Communications satellite

Afghansat 1 (Pashto: افغان سټ یو, Persian: افغان‌ست 1), formerly named Eutelsat W2M, Eutelsat 48B, Eutelsat 28B is a telecommunications satellite operated by Afghanistan's Ministry of Communications and Information Technology.

==History==

Eutelsat W2M, as it was then named, was originally launched on 20 December 2008 aboard an Ariane 5ECA carrier rocket along with the Hot Bird 9 spacecraft. It was built by EADS Astrium, based on the I-3K satellite bus provided by the Indian Space Research Organisation. It was to have been placed in geosynchronous orbit at 16°E, from where it was to provide communications services to Europe, North Africa, and the Middle East, with 32 NATO J-band (IEEE K_{u} band) transponders.

The satellite has a mass of 3,460 kg, and a planned service life of 15 years. On 28 January 2009, Eutelsat announced that it would not accept delivery of the satellite due to what was described as a "major anomaly affecting the satellite's power subsystem".

Commenting on these decisions, Eutelsat Communications Chairman and CEO Giuliano Berretta said: "The situation affecting W2M is a serious disappointment for Eutelsat. However, for many years we have pursued a strategy based on securing and expanding our in-orbit resources in order to mitigate this type of risk. Our current investment programme consequently combines early renewal of operating satellites, together with securing the fleet through readily available back-up resources, and expansion of services with larger satellites. This policy puts us in a position to absorb the unavailability of W2M without impact on the continuity of service we provide our customers."

On the same day Eutelsat also confirmed that the unavailability of W2M does not impact on the Group's guidance for revenues in excess of 900 million euros for the 2008–2009 financial year since the W2M satellite programme is fully insured.

Although Eutelsat had originally declared that, due to the power system partial failure, W2M would not be integrated into Eutelsat's satellite fleet; after the in-orbit failure of Eutelsat W2 in January 2010, Eutelsat decided to redeploy W2M at 16°E to provide limited back-up services for the failed W2 satellite. The satellite was redeployed from 28.5° East where it has delivered 100% availability since August 2012. Its estimated end of operational use in stable orbit is 2020.
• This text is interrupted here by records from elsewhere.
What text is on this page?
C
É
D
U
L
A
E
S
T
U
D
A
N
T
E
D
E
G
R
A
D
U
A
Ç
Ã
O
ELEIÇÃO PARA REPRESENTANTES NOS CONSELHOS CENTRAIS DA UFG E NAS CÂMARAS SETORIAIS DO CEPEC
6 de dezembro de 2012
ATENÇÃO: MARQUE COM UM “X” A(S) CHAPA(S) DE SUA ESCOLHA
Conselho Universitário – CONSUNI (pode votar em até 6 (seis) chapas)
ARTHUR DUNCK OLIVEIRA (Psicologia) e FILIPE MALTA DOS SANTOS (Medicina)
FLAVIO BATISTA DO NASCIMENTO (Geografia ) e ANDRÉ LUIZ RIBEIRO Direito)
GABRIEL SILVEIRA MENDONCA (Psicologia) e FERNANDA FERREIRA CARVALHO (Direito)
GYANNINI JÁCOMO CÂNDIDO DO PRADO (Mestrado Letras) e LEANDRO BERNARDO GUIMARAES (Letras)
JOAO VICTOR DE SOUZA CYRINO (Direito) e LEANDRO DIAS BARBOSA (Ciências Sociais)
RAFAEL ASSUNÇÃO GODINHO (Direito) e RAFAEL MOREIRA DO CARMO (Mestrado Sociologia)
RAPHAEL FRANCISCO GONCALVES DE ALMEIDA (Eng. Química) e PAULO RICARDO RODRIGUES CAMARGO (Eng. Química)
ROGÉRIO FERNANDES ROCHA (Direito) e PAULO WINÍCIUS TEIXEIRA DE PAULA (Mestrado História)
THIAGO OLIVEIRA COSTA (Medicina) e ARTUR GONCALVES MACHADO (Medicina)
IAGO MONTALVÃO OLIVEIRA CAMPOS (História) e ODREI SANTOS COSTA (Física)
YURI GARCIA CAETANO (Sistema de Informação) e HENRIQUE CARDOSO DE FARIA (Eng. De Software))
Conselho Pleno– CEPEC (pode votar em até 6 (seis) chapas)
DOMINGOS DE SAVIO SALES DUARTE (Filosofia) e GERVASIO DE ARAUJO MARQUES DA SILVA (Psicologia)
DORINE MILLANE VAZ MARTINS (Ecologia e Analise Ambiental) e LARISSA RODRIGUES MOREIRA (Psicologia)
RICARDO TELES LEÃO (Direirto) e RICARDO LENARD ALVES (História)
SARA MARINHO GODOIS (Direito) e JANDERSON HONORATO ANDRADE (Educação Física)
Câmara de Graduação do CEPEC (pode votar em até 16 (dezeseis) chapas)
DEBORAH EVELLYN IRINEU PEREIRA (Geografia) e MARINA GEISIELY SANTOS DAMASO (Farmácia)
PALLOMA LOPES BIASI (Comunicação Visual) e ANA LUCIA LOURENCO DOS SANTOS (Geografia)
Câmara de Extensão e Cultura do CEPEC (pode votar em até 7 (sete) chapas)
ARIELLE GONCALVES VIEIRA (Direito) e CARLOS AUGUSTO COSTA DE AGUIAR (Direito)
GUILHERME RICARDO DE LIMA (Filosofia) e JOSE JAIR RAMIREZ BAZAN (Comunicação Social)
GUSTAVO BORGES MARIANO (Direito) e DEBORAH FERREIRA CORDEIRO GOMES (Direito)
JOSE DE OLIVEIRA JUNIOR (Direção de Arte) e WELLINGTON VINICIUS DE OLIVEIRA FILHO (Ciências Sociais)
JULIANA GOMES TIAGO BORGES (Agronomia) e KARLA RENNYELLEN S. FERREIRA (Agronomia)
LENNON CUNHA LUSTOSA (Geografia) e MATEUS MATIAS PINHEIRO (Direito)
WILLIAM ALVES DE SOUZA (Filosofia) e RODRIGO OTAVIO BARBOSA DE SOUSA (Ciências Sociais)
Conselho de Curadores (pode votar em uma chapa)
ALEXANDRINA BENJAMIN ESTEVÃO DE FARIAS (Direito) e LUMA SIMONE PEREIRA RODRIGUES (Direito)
In January 2014 the Afghan Ministry of Communications and Information Technology signed an agreement with Eutelsat for the use of satellite resources to enhance deployment of Afghanistan's national broadcasting and telecommunications infrastructure as well as its international connectivity. Eutelsat 48D supports a wide range of services including broadcasting, mobile telephony backhaul and IP connectivity. Commenting on the agreement, Minister Amirzai Sangin said: "Afghansat 1 is a new milestone in the development of the ICT sector in Afghanistan, which in the last 12 years has already seen mobile telephony coverage of 88% and penetration grow from zero to 75% through the licensing of six operators, ICT sector employment provided for more than 138,000 people and more than $2.1 billion invested in the national economy." Afghansat 1 was officially launched on 10 May 2014, with expected service for at least seven years in Afghanistan. The Afghan government then plans to launch Afghansat 2 after seven years later.